In May 2020, two months after the world shut down due to the COVID-19 pandemic, Tim Keller was diagnosed with a particularly invasive and lethal form of cancer. The following year, in an essay for The Atlantic titled “Growing My Faith in the Face of Death,” he gave powerful voice to his sadness—and his unshakable hope.

Keller wrote, “[My wife] Kathy and I cried a lot together last night. Sometimes the reality of the shortness of what we have left just overwhelms us.” But then nstead of trying to “make a heaven out of this earth”—whether through things like vacations (in Kathy’s case) or ministry productivity (in Tim’s)—they were coming to apprehend a surprising truth: When you stop trying to manufacture heaven, it actually enhances earthly joys:

The joys of the earth are more poignant than they used to be… There’s a whole lot of things [Kathy and I] never really enjoyed that much.

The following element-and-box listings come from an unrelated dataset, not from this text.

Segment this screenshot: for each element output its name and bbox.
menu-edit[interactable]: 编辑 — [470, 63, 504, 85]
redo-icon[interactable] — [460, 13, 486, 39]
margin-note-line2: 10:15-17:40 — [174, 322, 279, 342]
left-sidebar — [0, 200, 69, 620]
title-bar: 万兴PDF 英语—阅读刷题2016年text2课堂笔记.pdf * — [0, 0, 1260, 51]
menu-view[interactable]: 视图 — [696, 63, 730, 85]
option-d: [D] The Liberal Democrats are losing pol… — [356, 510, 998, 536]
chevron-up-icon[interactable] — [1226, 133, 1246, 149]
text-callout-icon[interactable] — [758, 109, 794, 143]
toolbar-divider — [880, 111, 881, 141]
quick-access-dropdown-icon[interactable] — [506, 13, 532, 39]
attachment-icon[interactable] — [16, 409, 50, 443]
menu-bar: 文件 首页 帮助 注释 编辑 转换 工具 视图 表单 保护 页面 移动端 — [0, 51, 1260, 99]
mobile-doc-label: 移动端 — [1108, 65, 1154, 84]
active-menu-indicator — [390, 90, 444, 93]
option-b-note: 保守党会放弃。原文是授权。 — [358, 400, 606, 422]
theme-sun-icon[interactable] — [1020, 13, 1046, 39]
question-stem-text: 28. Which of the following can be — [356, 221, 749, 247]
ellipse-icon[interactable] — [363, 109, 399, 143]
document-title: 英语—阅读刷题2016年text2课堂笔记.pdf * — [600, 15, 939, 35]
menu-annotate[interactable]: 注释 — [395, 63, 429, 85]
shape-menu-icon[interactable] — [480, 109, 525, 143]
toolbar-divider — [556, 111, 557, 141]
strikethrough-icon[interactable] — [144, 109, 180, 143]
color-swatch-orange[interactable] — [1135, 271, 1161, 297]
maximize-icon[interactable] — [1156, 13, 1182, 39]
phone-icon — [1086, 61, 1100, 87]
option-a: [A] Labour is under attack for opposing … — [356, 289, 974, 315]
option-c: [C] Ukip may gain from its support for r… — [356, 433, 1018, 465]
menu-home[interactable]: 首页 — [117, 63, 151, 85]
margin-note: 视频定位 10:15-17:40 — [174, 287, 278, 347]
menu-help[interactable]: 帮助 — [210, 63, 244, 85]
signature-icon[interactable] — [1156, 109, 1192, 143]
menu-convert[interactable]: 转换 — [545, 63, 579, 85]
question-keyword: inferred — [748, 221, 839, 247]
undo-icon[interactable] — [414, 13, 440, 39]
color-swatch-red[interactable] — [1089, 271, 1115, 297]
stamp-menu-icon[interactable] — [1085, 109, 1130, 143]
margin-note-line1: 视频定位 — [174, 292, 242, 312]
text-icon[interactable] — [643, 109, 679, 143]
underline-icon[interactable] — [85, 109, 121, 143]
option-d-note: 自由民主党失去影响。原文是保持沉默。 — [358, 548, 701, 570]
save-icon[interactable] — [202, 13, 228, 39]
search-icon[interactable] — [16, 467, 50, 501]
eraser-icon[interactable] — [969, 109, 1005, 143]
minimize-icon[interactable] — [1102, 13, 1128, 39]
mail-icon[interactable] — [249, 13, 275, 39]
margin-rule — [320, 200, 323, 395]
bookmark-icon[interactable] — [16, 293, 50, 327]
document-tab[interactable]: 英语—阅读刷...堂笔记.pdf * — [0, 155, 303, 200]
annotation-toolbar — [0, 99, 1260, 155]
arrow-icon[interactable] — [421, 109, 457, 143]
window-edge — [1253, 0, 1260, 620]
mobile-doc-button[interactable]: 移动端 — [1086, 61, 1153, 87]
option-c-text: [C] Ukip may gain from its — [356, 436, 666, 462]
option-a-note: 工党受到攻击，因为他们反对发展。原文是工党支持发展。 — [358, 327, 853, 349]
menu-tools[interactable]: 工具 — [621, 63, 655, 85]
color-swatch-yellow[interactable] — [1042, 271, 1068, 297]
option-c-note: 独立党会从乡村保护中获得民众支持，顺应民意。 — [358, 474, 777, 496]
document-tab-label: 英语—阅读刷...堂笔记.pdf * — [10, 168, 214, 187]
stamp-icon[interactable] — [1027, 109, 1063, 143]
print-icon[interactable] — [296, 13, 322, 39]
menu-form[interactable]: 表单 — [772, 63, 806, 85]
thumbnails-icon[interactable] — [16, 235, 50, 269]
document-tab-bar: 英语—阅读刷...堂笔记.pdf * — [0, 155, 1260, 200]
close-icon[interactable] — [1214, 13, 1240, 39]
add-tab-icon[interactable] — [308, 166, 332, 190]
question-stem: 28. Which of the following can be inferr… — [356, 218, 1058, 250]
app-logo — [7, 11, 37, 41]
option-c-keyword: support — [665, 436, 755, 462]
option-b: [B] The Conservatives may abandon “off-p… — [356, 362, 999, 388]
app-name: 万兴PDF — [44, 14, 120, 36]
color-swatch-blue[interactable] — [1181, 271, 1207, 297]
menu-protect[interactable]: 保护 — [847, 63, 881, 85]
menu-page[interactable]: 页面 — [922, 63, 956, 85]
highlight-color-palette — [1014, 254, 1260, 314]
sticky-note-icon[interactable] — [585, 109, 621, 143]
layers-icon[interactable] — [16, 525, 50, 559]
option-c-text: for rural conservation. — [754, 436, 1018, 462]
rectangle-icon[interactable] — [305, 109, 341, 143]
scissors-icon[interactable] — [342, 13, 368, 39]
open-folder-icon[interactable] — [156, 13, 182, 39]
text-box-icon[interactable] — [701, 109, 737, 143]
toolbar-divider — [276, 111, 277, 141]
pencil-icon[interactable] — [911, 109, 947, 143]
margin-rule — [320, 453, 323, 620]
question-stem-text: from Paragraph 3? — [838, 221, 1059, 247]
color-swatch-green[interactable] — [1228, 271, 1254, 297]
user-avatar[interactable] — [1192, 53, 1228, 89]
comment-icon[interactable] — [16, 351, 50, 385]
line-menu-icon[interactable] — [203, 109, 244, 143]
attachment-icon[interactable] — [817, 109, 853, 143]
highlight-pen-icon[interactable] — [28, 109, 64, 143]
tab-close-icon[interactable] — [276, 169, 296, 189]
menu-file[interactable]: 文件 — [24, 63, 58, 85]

But the more we make heaven into the real heaven, the more this world becomes something we are actually enjoying for its own sake—instead of trying to make it give us more than it really can. So oddly enough . . . we’ve never been happier. We’ve never enjoyed our days more. We’ve never enjoyed hugs more. We’ve never enjoyed food more. We’ve never enjoyed walks more. We’ve never enjoyed the actual things we see, touch, taste, hear, and smell more. Why? What’s the matter with us? And the answer is, we got our hearts off those things and so, weirdly enough, we enjoy them more.